7/10
Subtle, moving, dramatic, important film about race and bias
12 August 2018
The Heart is a Lonely Hunter (1968)

A Carson McCullers drama (she wrote the original book) with the usual array of gritty Southern types who are cast quite well. The director is the utterly unknown Robert Ellis Miller, and there are many times that I feel that the potential here, which is pretty deep, goes unexplored. The photography by James Wong Howe toward the end of his career is professional through and through, if somewhat routine for New Hollywood. Look for standout performances by Alan Arkin (as a lonely deaf-mute with a big heart) and Sondra Locke, later famous for many roles in Clint Eastwood films (with whom she was involved). An honesty of acting, and underacting, by these two (even by Locke, whose role is extroverted) hold the whole thing together, as undercurrents become the real meaning. This is more of a drama than a soap opera. I say this because there is a McCullers kind of interest in "characters" and "losers," people who are troubled and eccentric. But there is also an interpersonal drive to the subplots (as with Locke's character's family, a kind of caricatured struggling poor southern family with a father in a wheelchair) that has the potential to become interesting as soap.
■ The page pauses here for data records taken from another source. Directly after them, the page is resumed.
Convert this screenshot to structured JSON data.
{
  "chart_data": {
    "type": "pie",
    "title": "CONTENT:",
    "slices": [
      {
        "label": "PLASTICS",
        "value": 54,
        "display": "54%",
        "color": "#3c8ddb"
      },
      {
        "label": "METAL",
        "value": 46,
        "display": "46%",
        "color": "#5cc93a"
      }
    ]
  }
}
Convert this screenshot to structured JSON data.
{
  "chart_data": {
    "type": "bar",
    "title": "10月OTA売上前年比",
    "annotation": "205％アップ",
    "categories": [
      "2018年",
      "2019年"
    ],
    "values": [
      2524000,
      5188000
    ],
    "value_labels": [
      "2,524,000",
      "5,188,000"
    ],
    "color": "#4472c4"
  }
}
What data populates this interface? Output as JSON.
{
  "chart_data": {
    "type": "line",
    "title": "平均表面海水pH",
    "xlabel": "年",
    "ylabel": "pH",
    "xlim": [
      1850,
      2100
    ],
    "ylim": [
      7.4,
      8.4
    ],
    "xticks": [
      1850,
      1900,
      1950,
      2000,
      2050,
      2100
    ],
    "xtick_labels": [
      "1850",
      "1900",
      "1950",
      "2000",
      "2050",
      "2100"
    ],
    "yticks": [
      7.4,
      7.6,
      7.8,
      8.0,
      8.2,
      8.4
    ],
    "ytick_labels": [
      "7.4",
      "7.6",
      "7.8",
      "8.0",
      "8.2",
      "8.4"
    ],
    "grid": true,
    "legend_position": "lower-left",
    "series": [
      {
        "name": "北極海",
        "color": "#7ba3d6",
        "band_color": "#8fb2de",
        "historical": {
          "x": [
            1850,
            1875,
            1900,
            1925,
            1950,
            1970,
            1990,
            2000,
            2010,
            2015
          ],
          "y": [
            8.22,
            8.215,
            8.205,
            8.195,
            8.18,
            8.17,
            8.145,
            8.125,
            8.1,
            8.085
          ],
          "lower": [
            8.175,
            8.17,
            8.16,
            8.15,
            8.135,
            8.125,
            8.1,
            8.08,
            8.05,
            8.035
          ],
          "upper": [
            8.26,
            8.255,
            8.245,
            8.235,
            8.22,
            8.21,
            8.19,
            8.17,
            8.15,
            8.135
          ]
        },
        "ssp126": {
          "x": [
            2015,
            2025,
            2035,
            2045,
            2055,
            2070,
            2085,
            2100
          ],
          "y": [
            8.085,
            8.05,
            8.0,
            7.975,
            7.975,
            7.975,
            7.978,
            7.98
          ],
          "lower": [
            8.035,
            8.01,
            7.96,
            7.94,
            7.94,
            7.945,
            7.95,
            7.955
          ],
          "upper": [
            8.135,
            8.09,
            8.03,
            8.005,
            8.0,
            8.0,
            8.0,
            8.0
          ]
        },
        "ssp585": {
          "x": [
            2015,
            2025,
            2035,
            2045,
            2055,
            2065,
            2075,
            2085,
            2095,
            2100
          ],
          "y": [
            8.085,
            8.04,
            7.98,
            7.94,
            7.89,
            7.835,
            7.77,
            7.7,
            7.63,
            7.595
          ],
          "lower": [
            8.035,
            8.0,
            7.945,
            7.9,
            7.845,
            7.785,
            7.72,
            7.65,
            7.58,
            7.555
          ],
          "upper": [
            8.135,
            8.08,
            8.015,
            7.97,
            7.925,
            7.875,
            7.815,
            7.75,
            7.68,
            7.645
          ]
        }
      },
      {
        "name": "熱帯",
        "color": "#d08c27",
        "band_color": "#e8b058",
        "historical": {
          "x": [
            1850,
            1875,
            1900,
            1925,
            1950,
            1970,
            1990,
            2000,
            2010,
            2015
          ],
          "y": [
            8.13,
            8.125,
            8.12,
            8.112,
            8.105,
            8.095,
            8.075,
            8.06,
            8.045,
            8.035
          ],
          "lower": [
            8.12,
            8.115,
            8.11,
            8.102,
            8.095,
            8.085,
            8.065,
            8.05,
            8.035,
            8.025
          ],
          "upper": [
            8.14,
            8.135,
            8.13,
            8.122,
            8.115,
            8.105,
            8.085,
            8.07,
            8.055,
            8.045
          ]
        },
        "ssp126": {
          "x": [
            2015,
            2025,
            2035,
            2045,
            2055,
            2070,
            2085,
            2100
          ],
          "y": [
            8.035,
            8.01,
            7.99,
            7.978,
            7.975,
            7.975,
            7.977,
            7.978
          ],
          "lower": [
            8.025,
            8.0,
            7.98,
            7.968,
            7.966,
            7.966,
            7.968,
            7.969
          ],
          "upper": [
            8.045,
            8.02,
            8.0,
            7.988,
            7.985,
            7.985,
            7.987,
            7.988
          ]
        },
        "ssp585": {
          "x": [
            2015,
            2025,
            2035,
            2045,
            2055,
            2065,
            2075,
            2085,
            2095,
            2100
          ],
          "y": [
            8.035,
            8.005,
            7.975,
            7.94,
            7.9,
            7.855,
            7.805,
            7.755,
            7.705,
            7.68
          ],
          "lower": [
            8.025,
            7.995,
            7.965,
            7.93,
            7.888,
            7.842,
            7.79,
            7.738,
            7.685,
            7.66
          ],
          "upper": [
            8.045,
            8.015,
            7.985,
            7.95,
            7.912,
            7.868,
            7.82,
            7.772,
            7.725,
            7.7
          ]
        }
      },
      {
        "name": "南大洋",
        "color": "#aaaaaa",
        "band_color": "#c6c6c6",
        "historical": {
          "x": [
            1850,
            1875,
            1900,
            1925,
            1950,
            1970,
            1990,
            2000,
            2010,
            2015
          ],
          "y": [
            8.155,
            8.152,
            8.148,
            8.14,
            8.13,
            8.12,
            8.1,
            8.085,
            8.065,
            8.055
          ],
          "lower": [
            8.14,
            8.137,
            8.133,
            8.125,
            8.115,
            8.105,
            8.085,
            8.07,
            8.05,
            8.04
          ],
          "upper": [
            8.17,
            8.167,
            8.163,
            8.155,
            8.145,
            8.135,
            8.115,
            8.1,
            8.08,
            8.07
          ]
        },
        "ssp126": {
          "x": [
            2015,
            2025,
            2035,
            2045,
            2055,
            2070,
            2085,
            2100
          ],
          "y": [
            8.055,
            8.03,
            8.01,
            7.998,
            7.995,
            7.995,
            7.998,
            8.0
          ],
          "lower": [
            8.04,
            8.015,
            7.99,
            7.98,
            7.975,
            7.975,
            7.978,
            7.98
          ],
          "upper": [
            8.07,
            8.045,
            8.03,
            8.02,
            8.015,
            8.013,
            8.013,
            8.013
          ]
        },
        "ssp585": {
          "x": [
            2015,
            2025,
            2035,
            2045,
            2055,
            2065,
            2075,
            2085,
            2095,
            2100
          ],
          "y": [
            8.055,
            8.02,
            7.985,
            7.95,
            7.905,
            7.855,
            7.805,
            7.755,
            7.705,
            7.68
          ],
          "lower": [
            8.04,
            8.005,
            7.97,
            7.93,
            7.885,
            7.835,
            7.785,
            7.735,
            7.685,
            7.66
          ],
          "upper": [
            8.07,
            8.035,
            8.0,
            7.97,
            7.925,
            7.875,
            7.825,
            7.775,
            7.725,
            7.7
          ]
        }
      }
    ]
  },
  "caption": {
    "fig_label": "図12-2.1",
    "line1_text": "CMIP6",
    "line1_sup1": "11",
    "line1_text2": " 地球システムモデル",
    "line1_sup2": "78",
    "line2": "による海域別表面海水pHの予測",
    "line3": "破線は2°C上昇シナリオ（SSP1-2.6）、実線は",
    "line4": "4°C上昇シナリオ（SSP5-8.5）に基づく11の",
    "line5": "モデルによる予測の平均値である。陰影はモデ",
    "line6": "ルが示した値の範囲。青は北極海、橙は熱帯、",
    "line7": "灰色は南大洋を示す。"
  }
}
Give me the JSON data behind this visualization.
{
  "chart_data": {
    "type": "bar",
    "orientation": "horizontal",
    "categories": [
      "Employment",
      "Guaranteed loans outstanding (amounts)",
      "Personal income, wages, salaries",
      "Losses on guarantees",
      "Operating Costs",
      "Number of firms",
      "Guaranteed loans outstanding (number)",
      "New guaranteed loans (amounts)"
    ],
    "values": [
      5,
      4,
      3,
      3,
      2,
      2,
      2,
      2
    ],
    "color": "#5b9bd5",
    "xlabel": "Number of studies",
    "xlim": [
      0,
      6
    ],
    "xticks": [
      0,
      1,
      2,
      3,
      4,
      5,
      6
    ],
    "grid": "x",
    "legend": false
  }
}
These two aspects are a bit at odds (they never jive), but a third aspect enters the plot and grows and grows, and it is the real reason to watch the movie and admire it: the intersection of black and white southern life. In a way that had become possible finally by the late 60s, Hollywood could deal with African-American life in an honest, believable way. The black doctor and his dilemma of appearing "uppity" if he treats a white man (a drunk) is only the beginning. Arkin's deaf-mute character is compelling. He's troubled, too, but has perception and persistence. He sees love more than feels it, it seems, but he has deep caring (which is a different kind of love). And that wins the movie. Look for great side performances by the doctor's daughter played by Cicely Tyson (who had many great roles after this, such as in "Sounder" and who was married to Miles Davis) and by the doctor, played by Percy Rodriguez. A moving drama that is a small, but important, cog in the breakdown of prejudice in the 1960s.